Tempête de neige (artificielle) à Atholville

En dépit de l’installation des canons à neige, les skieurs ne dévaleront pas les pentes du parc provincial Sugarloaf d’Atholville le 1er décembre tel qu’anticipé.

Pour la première fois mardi, les pentes de ski du centre Sugarloaf d’Atholville ont reçu une véritable petite tempête de neige…artificielle. Un premier test concluant grâce à un canon de type «ventilateur» prêté par le fournisseur des canons fixes et mobiles achetés par le parc. Mais cette première neige ne sera pas suffisante pour assurer un début précoce de la saison.

Le directeur du parc, Greg Dion, pensait pouvoir marquer un coup d’éclat et devenir – grâce à son tout nouveau système de neige artificielle – le premier centre de ski de la province à ouvrir ses portes pour la saison. Mais le destin en a voulu autrement.

Ce report est dû une fois de plus à la météo. Mais cette fois, ce n’est pas celle du Restigouche qui est en cause. «Nous avons un problème avec la livraison des pompes devant alimenter les canons à neige. Celles-ci se trouvent à Houston (Texas) région qui a été durement frappée par des inondations cet automne. Ce faisant, la compagnie accuse des retards dans ses livraisons. Les pompes auraient dû être ici en ce moment et être en cour d’installation», confirme-t-il.

Selon certaines informations, il semblerait que lesdites pompes ne prendront la route du Restigouche qu’à la fin de la semaine. Si l’on tient compte du trajet routier et de l’installation, il est donc peu probable que les canons entre en fonction d’ici Noël.

Ainsi, faute de neige artificielle, le parc ne pourra donc pas ouvrir tel qu’espéré au départ ce vendredi.

«On aurait vraiment aimé pouvoir tester la capacité de nos canons un peu avant le début de la saison. Pour le moment par contre, nous ne sommes vraiment pas en mesure d’ouvrir nos pentes compte tenu des faibles quantités de neige tombées au sol. On parle de quelques centimètres à peine, il y a encore trop de végétation, trop de roches. Ce ne serait pas sécuritaire», souligne le directeur.

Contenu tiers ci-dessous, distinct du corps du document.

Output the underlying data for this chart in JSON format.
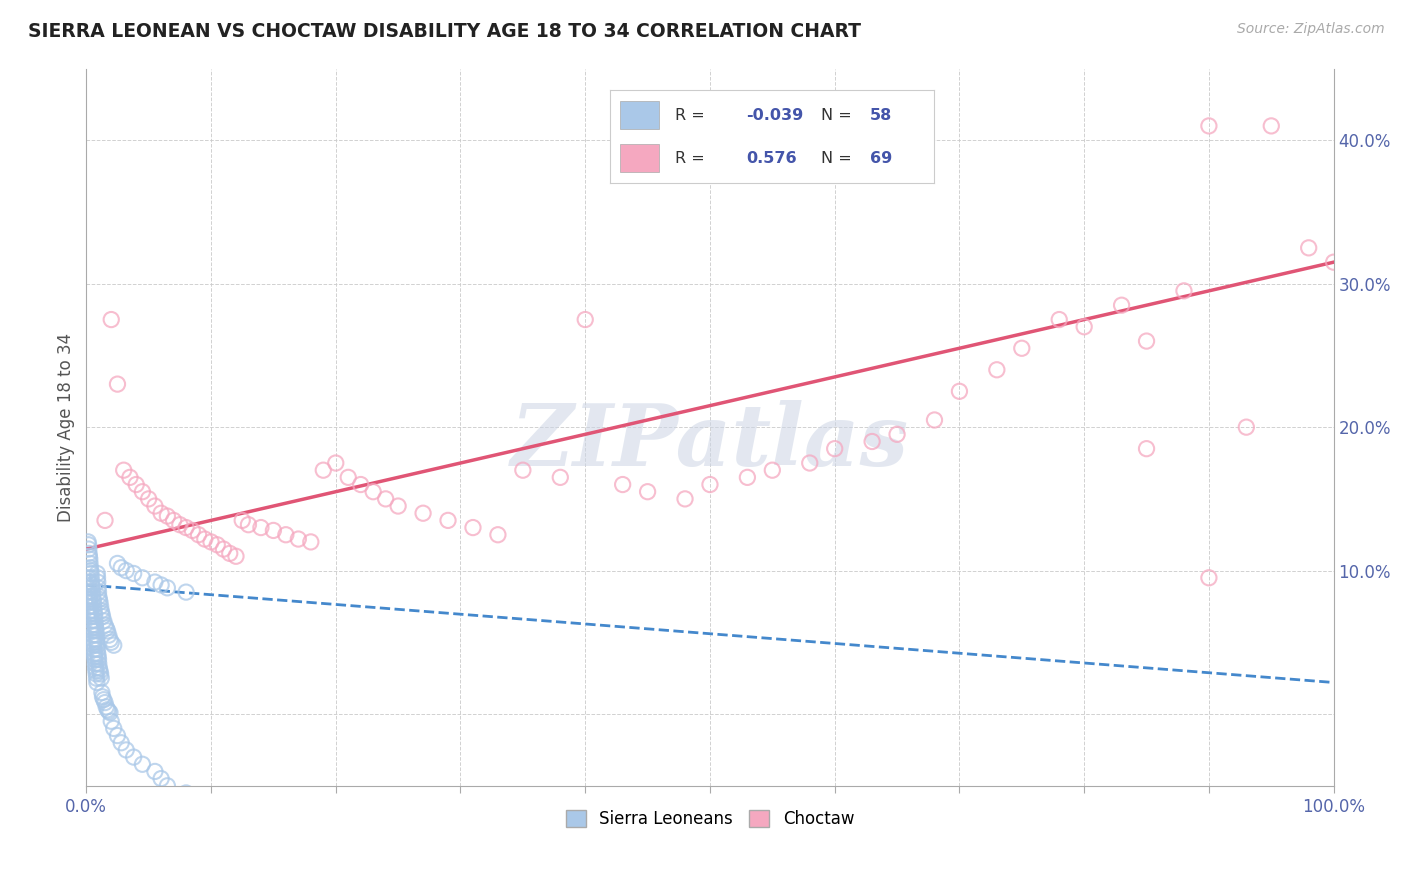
{
  "title": "SIERRA LEONEAN VS CHOCTAW DISABILITY AGE 18 TO 34 CORRELATION CHART",
  "source": "Source: ZipAtlas.com",
  "ylabel": "Disability Age 18 to 34",
  "xlim": [
    0,
    100
  ],
  "ylim": [
    -5,
    45
  ],
  "xticks": [
    0,
    10,
    20,
    30,
    40,
    50,
    60,
    70,
    80,
    90,
    100
  ],
  "xtick_labels": [
    "0.0%",
    "",
    "",
    "",
    "",
    "",
    "",
    "",
    "",
    "",
    "100.0%"
  ],
  "yticks": [
    0,
    10,
    20,
    30,
    40
  ],
  "ytick_labels": [
    "",
    "10.0%",
    "20.0%",
    "30.0%",
    "40.0%"
  ],
  "blue_scatter_color": "#aac8e8",
  "pink_scatter_color": "#f5a8c0",
  "blue_line_color": "#4488cc",
  "pink_line_color": "#e05575",
  "grid_color": "#cccccc",
  "title_color": "#222222",
  "tick_color": "#5566aa",
  "watermark_text": "ZIPatlas",
  "watermark_color": "#ccd5e5",
  "legend_r1": "-0.039",
  "legend_n1": "58",
  "legend_r2": "0.576",
  "legend_n2": "69",
  "blue_trend_start_y": 9.0,
  "blue_trend_end_y": 2.2,
  "pink_trend_start_y": 11.5,
  "pink_trend_end_y": 31.5,
  "sierra_x": [
    0.15,
    0.18,
    0.2,
    0.22,
    0.25,
    0.28,
    0.3,
    0.32,
    0.35,
    0.38,
    0.4,
    0.42,
    0.45,
    0.48,
    0.5,
    0.52,
    0.55,
    0.58,
    0.6,
    0.62,
    0.65,
    0.68,
    0.7,
    0.72,
    0.75,
    0.78,
    0.8,
    0.82,
    0.85,
    0.88,
    0.9,
    0.92,
    0.95,
    0.98,
    1.0,
    1.05,
    1.1,
    1.15,
    1.2,
    1.25,
    1.3,
    1.4,
    1.5,
    1.6,
    1.7,
    1.8,
    1.9,
    2.0,
    2.2,
    2.5,
    2.8,
    3.2,
    3.8,
    4.5,
    5.5,
    6.0,
    6.5,
    8.0
  ],
  "sierra_y": [
    9.5,
    9.2,
    8.8,
    8.5,
    8.2,
    8.0,
    7.8,
    7.5,
    7.2,
    7.0,
    6.8,
    6.5,
    6.2,
    6.0,
    5.8,
    5.5,
    5.2,
    5.0,
    4.8,
    4.5,
    4.2,
    4.0,
    3.8,
    3.5,
    3.2,
    3.0,
    2.8,
    2.5,
    2.2,
    9.8,
    9.5,
    9.2,
    8.8,
    8.5,
    8.2,
    8.0,
    7.8,
    7.5,
    7.2,
    7.0,
    6.8,
    6.5,
    6.2,
    6.0,
    5.8,
    5.5,
    5.2,
    5.0,
    4.8,
    10.5,
    10.2,
    10.0,
    9.8,
    9.5,
    9.2,
    9.0,
    8.8,
    8.5
  ],
  "sierra_y_extra": [
    12.0,
    11.8,
    11.5,
    11.2,
    11.0,
    10.8,
    10.5,
    10.2,
    10.0,
    9.8,
    9.5,
    9.2,
    9.0,
    8.8,
    8.5,
    8.2,
    8.0,
    7.8,
    7.5,
    7.2,
    7.0,
    6.8,
    6.5,
    6.2,
    6.0,
    5.8,
    5.5,
    5.2,
    5.0,
    4.8,
    4.5,
    4.2,
    4.0,
    3.8,
    3.5,
    3.2,
    3.0,
    2.8,
    2.5,
    1.5,
    1.2,
    1.0,
    0.8,
    0.5,
    0.3,
    0.2,
    0.1,
    -0.5,
    -1.0,
    -1.5,
    -2.0,
    -2.5,
    -3.0,
    -3.5,
    -4.0,
    -4.5,
    -5.0,
    -5.5
  ],
  "choctaw_x": [
    1.5,
    2.0,
    2.5,
    3.0,
    3.5,
    4.0,
    4.5,
    5.0,
    5.5,
    6.0,
    6.5,
    7.0,
    7.5,
    8.0,
    8.5,
    9.0,
    9.5,
    10.0,
    10.5,
    11.0,
    11.5,
    12.0,
    12.5,
    13.0,
    14.0,
    15.0,
    16.0,
    17.0,
    18.0,
    19.0,
    20.0,
    21.0,
    22.0,
    23.0,
    24.0,
    25.0,
    27.0,
    29.0,
    31.0,
    33.0,
    35.0,
    38.0,
    40.0,
    43.0,
    45.0,
    48.0,
    50.0,
    53.0,
    55.0,
    58.0,
    60.0,
    63.0,
    65.0,
    68.0,
    70.0,
    73.0,
    75.0,
    78.0,
    80.0,
    83.0,
    85.0,
    88.0,
    90.0,
    93.0,
    95.0,
    98.0,
    100.0,
    85.0,
    90.0
  ],
  "choctaw_y": [
    13.5,
    27.5,
    23.0,
    17.0,
    16.5,
    16.0,
    15.5,
    15.0,
    14.5,
    14.0,
    13.8,
    13.5,
    13.2,
    13.0,
    12.8,
    12.5,
    12.2,
    12.0,
    11.8,
    11.5,
    11.2,
    11.0,
    13.5,
    13.2,
    13.0,
    12.8,
    12.5,
    12.2,
    12.0,
    17.0,
    17.5,
    16.5,
    16.0,
    15.5,
    15.0,
    14.5,
    14.0,
    13.5,
    13.0,
    12.5,
    17.0,
    16.5,
    27.5,
    16.0,
    15.5,
    15.0,
    16.0,
    16.5,
    17.0,
    17.5,
    18.5,
    19.0,
    19.5,
    20.5,
    22.5,
    24.0,
    25.5,
    27.5,
    27.0,
    28.5,
    26.0,
    29.5,
    9.5,
    20.0,
    41.0,
    32.5,
    31.5,
    18.5,
    41.0
  ]
}
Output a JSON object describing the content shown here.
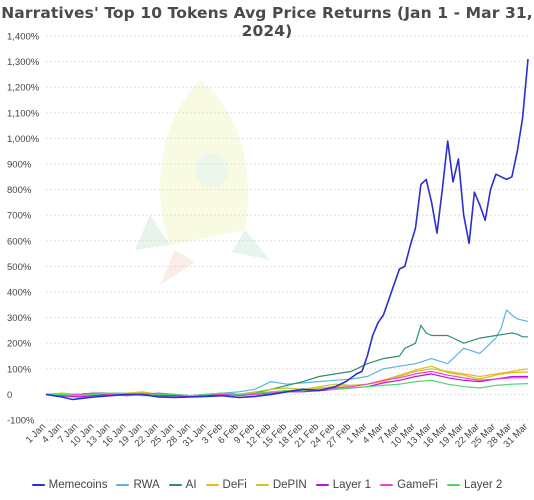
{
  "chart_data": {
    "type": "line",
    "title": "Narratives' Top 10 Tokens Avg Price Returns (Jan 1 - Mar 31, 2024)",
    "xlabel": "",
    "ylabel": "",
    "ylim": [
      -100,
      1400
    ],
    "yticks": [
      -100,
      0,
      100,
      200,
      300,
      400,
      500,
      600,
      700,
      800,
      900,
      1000,
      1100,
      1200,
      1300,
      1400
    ],
    "ytick_labels": [
      "-100%",
      "0",
      "100%",
      "200%",
      "300%",
      "400%",
      "500%",
      "600%",
      "700%",
      "800%",
      "900%",
      "1,000%",
      "1,100%",
      "1,200%",
      "1,300%",
      "1,400%"
    ],
    "grid": true,
    "legend_position": "bottom",
    "x_tick_labels": [
      "1 Jan",
      "4 Jan",
      "7 Jan",
      "10 Jan",
      "13 Jan",
      "16 Jan",
      "19 Jan",
      "22 Jan",
      "25 Jan",
      "28 Jan",
      "31 Jan",
      "3 Feb",
      "6 Feb",
      "9 Feb",
      "12 Feb",
      "15 Feb",
      "18 Feb",
      "21 Feb",
      "24 Feb",
      "27 Feb",
      "1 Mar",
      "4 Mar",
      "7 Mar",
      "10 Mar",
      "13 Mar",
      "16 Mar",
      "19 Mar",
      "22 Mar",
      "25 Mar",
      "28 Mar",
      "31 Mar"
    ],
    "x_tick_days": [
      1,
      4,
      7,
      10,
      13,
      16,
      19,
      22,
      25,
      28,
      31,
      34,
      37,
      40,
      43,
      46,
      49,
      52,
      55,
      58,
      61,
      64,
      67,
      70,
      73,
      76,
      79,
      82,
      85,
      88,
      91
    ],
    "x_range": [
      1,
      91
    ],
    "series": [
      {
        "name": "Memecoins",
        "color": "#2b2fcf",
        "x": [
          1,
          4,
          6,
          8,
          10,
          13,
          16,
          19,
          22,
          25,
          28,
          31,
          34,
          37,
          40,
          43,
          46,
          49,
          52,
          55,
          57,
          59,
          60,
          61,
          62,
          63,
          64,
          65,
          66,
          67,
          68,
          69,
          70,
          71,
          72,
          73,
          74,
          75,
          76,
          77,
          78,
          79,
          80,
          81,
          82,
          83,
          84,
          85,
          86,
          87,
          88,
          89,
          90,
          91
        ],
        "values": [
          0,
          -10,
          -20,
          -15,
          -10,
          -5,
          0,
          0,
          -10,
          -12,
          -10,
          -8,
          -5,
          -12,
          -8,
          0,
          10,
          20,
          15,
          30,
          50,
          80,
          90,
          150,
          230,
          280,
          310,
          370,
          430,
          490,
          500,
          580,
          650,
          820,
          840,
          750,
          630,
          800,
          990,
          830,
          920,
          700,
          590,
          790,
          740,
          680,
          800,
          860,
          850,
          840,
          850,
          950,
          1080,
          1310
        ]
      },
      {
        "name": "RWA",
        "color": "#5ab4e6",
        "x": [
          1,
          4,
          7,
          10,
          13,
          16,
          19,
          22,
          25,
          28,
          31,
          34,
          37,
          40,
          43,
          46,
          49,
          52,
          55,
          58,
          61,
          64,
          67,
          70,
          73,
          76,
          79,
          82,
          85,
          86,
          87,
          88,
          89,
          90,
          91
        ],
        "values": [
          0,
          -8,
          -5,
          0,
          5,
          5,
          -5,
          -5,
          -8,
          -5,
          0,
          5,
          10,
          20,
          50,
          40,
          45,
          50,
          55,
          60,
          70,
          100,
          110,
          120,
          140,
          120,
          180,
          160,
          220,
          260,
          330,
          310,
          295,
          290,
          285
        ]
      },
      {
        "name": "AI",
        "color": "#2f8f6f",
        "x": [
          1,
          4,
          7,
          10,
          13,
          16,
          19,
          22,
          25,
          28,
          31,
          34,
          37,
          40,
          43,
          46,
          49,
          52,
          55,
          58,
          61,
          64,
          67,
          68,
          69,
          70,
          71,
          72,
          73,
          76,
          79,
          82,
          85,
          88,
          89,
          90,
          91
        ],
        "values": [
          0,
          -5,
          0,
          5,
          5,
          0,
          5,
          0,
          -5,
          -5,
          0,
          5,
          0,
          5,
          20,
          35,
          50,
          70,
          80,
          90,
          120,
          140,
          150,
          180,
          190,
          200,
          270,
          240,
          230,
          230,
          200,
          220,
          230,
          240,
          235,
          225,
          225
        ]
      },
      {
        "name": "DeFi",
        "color": "#f2b324",
        "x": [
          1,
          4,
          7,
          10,
          13,
          16,
          19,
          22,
          25,
          28,
          31,
          34,
          37,
          40,
          43,
          46,
          49,
          52,
          55,
          58,
          61,
          64,
          67,
          70,
          73,
          76,
          79,
          82,
          85,
          88,
          91
        ],
        "values": [
          0,
          0,
          -5,
          0,
          5,
          0,
          5,
          0,
          -5,
          -5,
          0,
          0,
          -5,
          0,
          10,
          15,
          20,
          25,
          30,
          35,
          40,
          50,
          70,
          90,
          100,
          90,
          80,
          70,
          80,
          90,
          100
        ]
      },
      {
        "name": "DePIN",
        "color": "#c9c61d",
        "x": [
          1,
          4,
          7,
          10,
          13,
          16,
          19,
          22,
          25,
          28,
          31,
          34,
          37,
          40,
          43,
          46,
          49,
          52,
          55,
          58,
          61,
          64,
          67,
          70,
          73,
          76,
          79,
          82,
          85,
          88,
          91
        ],
        "values": [
          0,
          5,
          0,
          -5,
          0,
          5,
          10,
          0,
          -5,
          -5,
          0,
          5,
          0,
          10,
          20,
          25,
          20,
          30,
          40,
          35,
          40,
          55,
          75,
          95,
          110,
          85,
          75,
          60,
          75,
          85,
          88
        ]
      },
      {
        "name": "Layer 1",
        "color": "#b316d6",
        "x": [
          1,
          4,
          7,
          10,
          13,
          16,
          19,
          22,
          25,
          28,
          31,
          34,
          37,
          40,
          43,
          46,
          49,
          52,
          55,
          58,
          61,
          64,
          67,
          70,
          73,
          76,
          79,
          82,
          85,
          88,
          91
        ],
        "values": [
          0,
          -5,
          -10,
          -5,
          0,
          -5,
          0,
          -5,
          -5,
          -8,
          -5,
          0,
          -3,
          0,
          5,
          10,
          10,
          15,
          20,
          25,
          30,
          45,
          55,
          70,
          80,
          65,
          55,
          50,
          60,
          70,
          70
        ]
      },
      {
        "name": "GameFi",
        "color": "#ee3fdc",
        "x": [
          1,
          4,
          7,
          10,
          13,
          16,
          19,
          22,
          25,
          28,
          31,
          34,
          37,
          40,
          43,
          46,
          49,
          52,
          55,
          58,
          61,
          64,
          67,
          70,
          73,
          76,
          79,
          82,
          85,
          88,
          91
        ],
        "values": [
          0,
          -5,
          0,
          5,
          0,
          -5,
          0,
          5,
          0,
          -5,
          0,
          0,
          -5,
          0,
          5,
          10,
          15,
          20,
          25,
          30,
          40,
          55,
          65,
          80,
          90,
          75,
          65,
          55,
          60,
          65,
          65
        ]
      },
      {
        "name": "Layer 2",
        "color": "#4ed86a",
        "x": [
          1,
          4,
          7,
          10,
          13,
          16,
          19,
          22,
          25,
          28,
          31,
          34,
          37,
          40,
          43,
          46,
          49,
          52,
          55,
          58,
          61,
          64,
          67,
          70,
          73,
          76,
          79,
          82,
          85,
          88,
          91
        ],
        "values": [
          0,
          0,
          -5,
          0,
          5,
          0,
          -5,
          0,
          0,
          -5,
          0,
          5,
          0,
          5,
          10,
          15,
          15,
          20,
          20,
          25,
          30,
          35,
          40,
          50,
          55,
          40,
          30,
          25,
          35,
          40,
          42
        ]
      }
    ]
  }
}
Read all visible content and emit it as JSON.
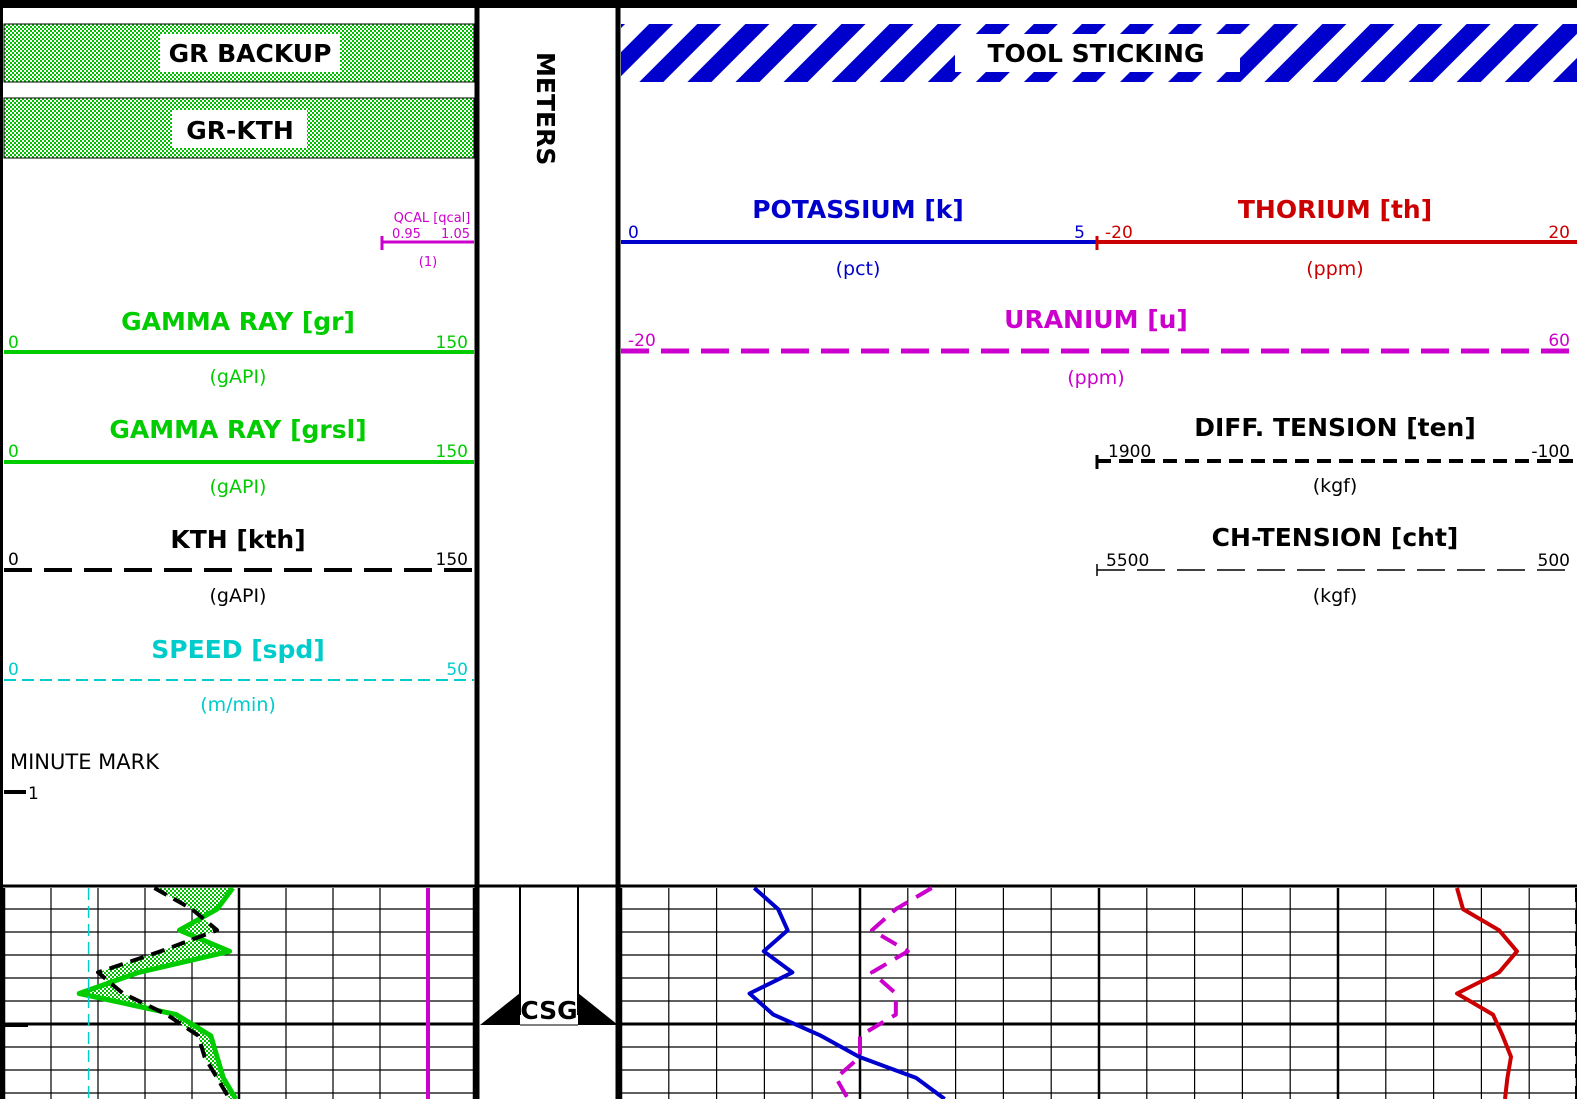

Ironiquement, depuis quelques jours, la météo se serait prêtée à merveille à la fabrication de la neige. «C’est ce qui est d’autant plus frustrant de ne pas avoir les pompes comme prévu, car on aurait fort probablement été en mesure d’ouvrir nos portes», indique M. Dion.

Le directeur ne sait d’ailleurs pas quand les fameuses pompes arriveront au Restigouche. «On espère que ce sera d’ici les prochaines semaines. Elles ne nous serviront peut-être pas à démarrer notre saison plus tôt cette année, mais une fois installées, elles seront d’une aide précieuse pour nous permettre de maintenir les quantités de neige adéquate, maximiser les conditions de ski ou simplement réparer les effets d’une mauvaise journée (pluie, verglas, etc.). Ce sera définitivement un atout pour le parc», dit M. Dion.

Pour ce qui est des travaux, ceux-ci avancent bien…si ce n’est que le pépin avec les pompes. «Dans des projets de cette envergure, il y a toujours quelques petits problèmes qui surgissent en cours de route. Mais outre les pompes, le reste du projet est dans les temps. Il ne reste qu’une dizaine de tours à neige fixe à être installés, ce qui devrait être terminé d’ici la fin de la semaine», estime-t-il.

Du coup, M. Dion croit que l’ouverture du parc devrait se faire comme par les années antérieures, soit vers la mi-décembre ou tout juste avant le congé de Noël, selon les caprices de la météo.

Le projet, évalué à 2,8 millions $, consiste dans l’installation de 30 perches à neige fixes et 20 autres mobiles.